- Born: July 2, 1939 (age 87)
- Occupation: Academic
- Known for: Contribution to the development of organisational studies

Academic background
- Education: Washington University Cornell University Williams College

Academic work
- Discipline: Psychology, management theory
- Sub-discipline: Organizational behaviour
- Institutions: Washington University University of South Florida

= Walter R. Nord =

American organizational behavior scholar

Walter R. Nord (born 1939) is an American academic specializing in the study of organizational behavior. He has co-authored books on power in organizations and managing organizations.

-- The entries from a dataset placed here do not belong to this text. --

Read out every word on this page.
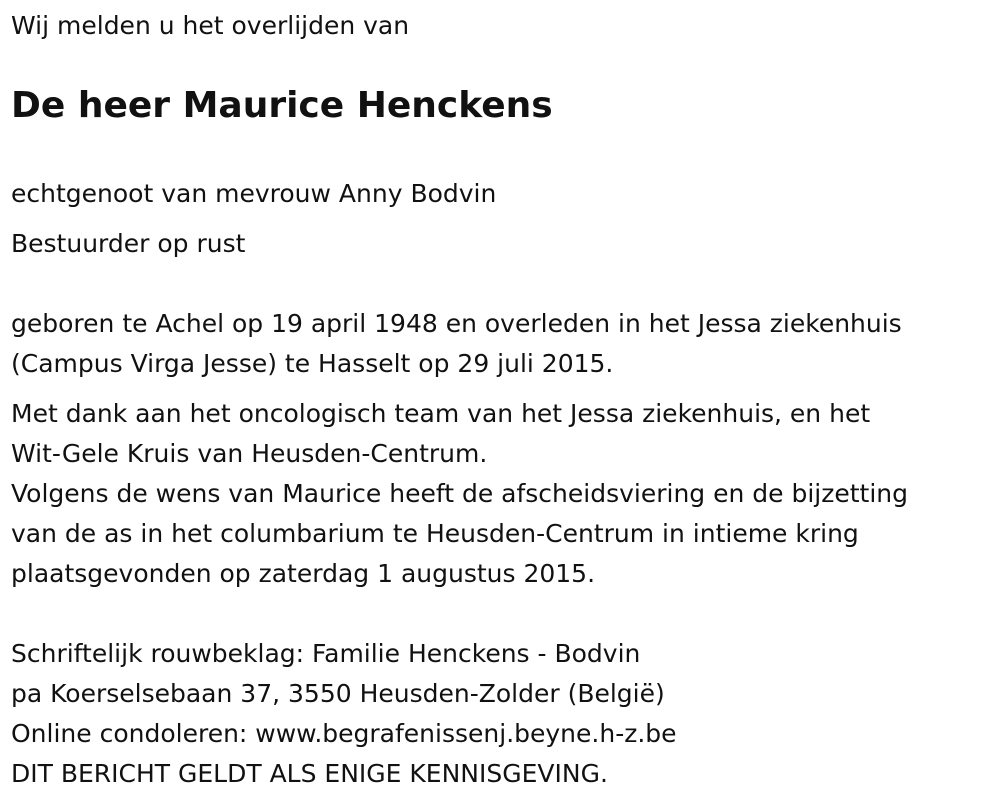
Wij melden u het overlijden van
De heer Maurice Henckens
echtgenoot van mevrouw Anny Bodvin
Bestuurder op rust
geboren te Achel op 19 april 1948 en overleden in het Jessa ziekenhuis
(Campus Virga Jesse) te Hasselt op 29 juli 2015.
Met dank aan het oncologisch team van het Jessa ziekenhuis, en het
Wit-Gele Kruis van Heusden-Centrum.
Volgens de wens van Maurice heeft de afscheidsviering en de bijzetting
van de as in het columbarium te Heusden-Centrum in intieme kring
plaatsgevonden op zaterdag 1 augustus 2015.
Schriftelijk rouwbeklag: Familie Henckens - Bodvin
pa Koerselsebaan 37, 3550 Heusden-Zolder (België)
Online condoleren: www.begrafenissenj.beyne.h-z.be
DIT BERICHT GELDT ALS ENIGE KENNISGEVING.
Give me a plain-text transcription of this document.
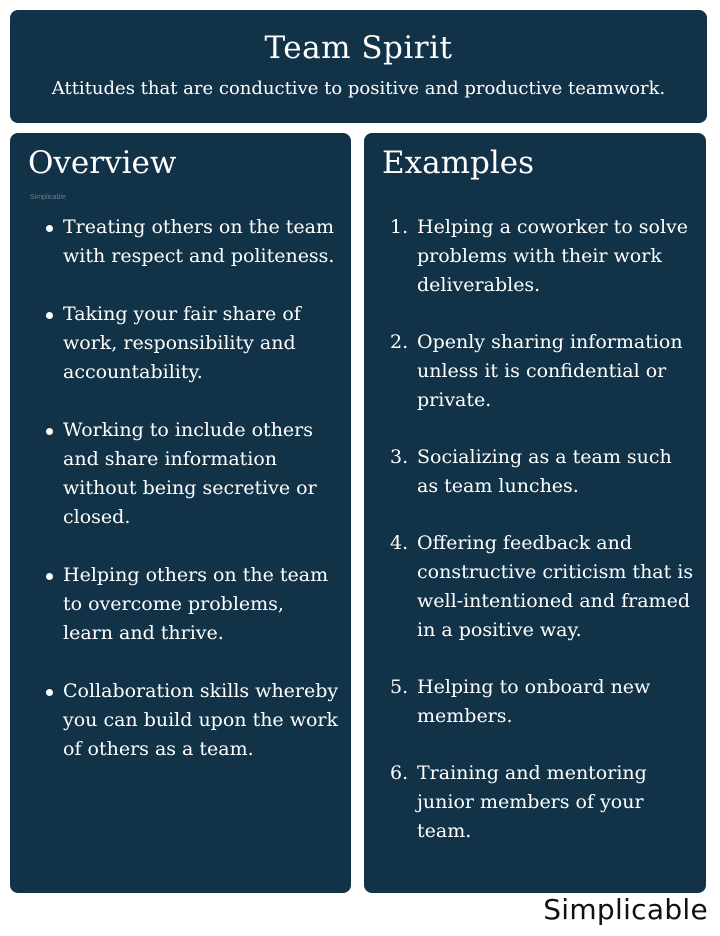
Team Spirit

Attitudes that are conductive to positive and productive teamwork.

Overview
Simplicable
Treating others on the team with respect and politeness.
Taking your fair share of work, responsibility and accountability.
Working to include others and share information without being secretive or closed.
Helping others on the team to overcome problems, learn and thrive.
Collaboration skills whereby you can build upon the work of others as a team.
Examples
1. Helping a coworker to solve problems with their work deliverables.
2. Openly sharing information unless it is confidential or private.
3. Socializing as a team such as team lunches.
4. Offering feedback and constructive criticism that is well-intentioned and framed in a positive way.
5. Helping to onboard new members.
6. Training and mentoring junior members of your team.
Simplicable
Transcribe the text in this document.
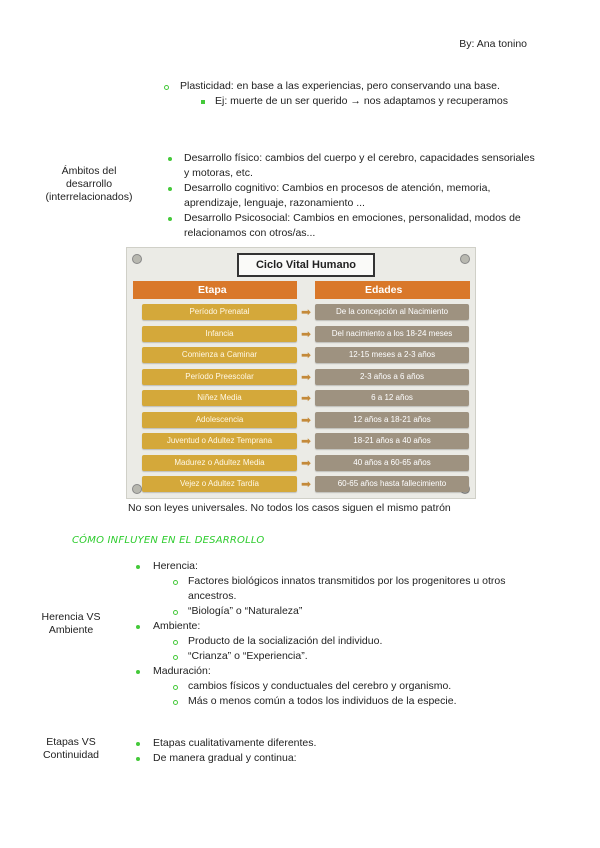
By: Ana tonino
Plasticidad: en base a las experiencias, pero conservando una base.
Ej: muerte de un ser querido → nos adaptamos y recuperamos
Ámbitos del
desarrollo
(interrelacionados)
Desarrollo físico: cambios del cuerpo y el cerebro, capacidades sensoriales
y motoras, etc.
Desarrollo cognitivo: Cambios en procesos de atención, memoria,
aprendizaje, lenguaje, razonamiento ...
Desarrollo Psicosocial: Cambios en emociones, personalidad, modos de
relacionamos con otros/as...
Ciclo Vital Humano
Etapa	Edades
Período Prenatal	➡	De la concepción al Nacimiento
Infancia	➡	Del nacimiento a los 18-24 meses
Comienza a Caminar	➡	12-15 meses a 2-3 años
Período Preescolar	➡	2-3 años a 6 años
Niñez Media	➡	6 a 12 años
Adolescencia	➡	12 años a 18-21 años
Juventud o Adultez Temprana	➡	18-21 años a 40 años
Madurez o Adultez Media	➡	40 años a 60-65 años
Vejez o Adultez Tardía	➡	60-65 años hasta fallecimiento
No son leyes universales. No todos los casos siguen el mismo patrón
CÓMO INFLUYEN EN EL DESARROLLO
Herencia VS
Ambiente
Herencia:
Factores biológicos innatos transmitidos por los progenitores u otros
ancestros.
“Biología” o “Naturaleza”
Ambiente:
Producto de la socialización del individuo.
“Crianza” o “Experiencia”.
Maduración:
cambios físicos y conductuales del cerebro y organismo.
Más o menos común a todos los individuos de la especie.
Etapas VS
Continuidad
Etapas cualitativamente diferentes.
De manera gradual y continua:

Nord has published numerous scholarly articles in well respected journals such as the Journal of Management, the Journal of Marketing and the Psychological Bulletin. He is currently the Professor of Organisational Behaviour at the University of South Florida. Nord has worked for this organisation since 1989.

==Early life==
Nord received a B.A. major in economics from Williams College in 1961. Nord then went on to receive an M.S. in organizational behaviour from Cornell University in 1963. He received his Ph.D. in social psychology from Washington University in St. Louis in 1967.

==Career==
Nord started his career as an assistant professor of organizational psychology at Washington University from 1967. He was promoted to professor of organizational psychology in 1974 and continued to be employed by Washington University until 1989.

In 1989, Nord became the professor of organizational behaviour in the College of Business for the University of South Florida.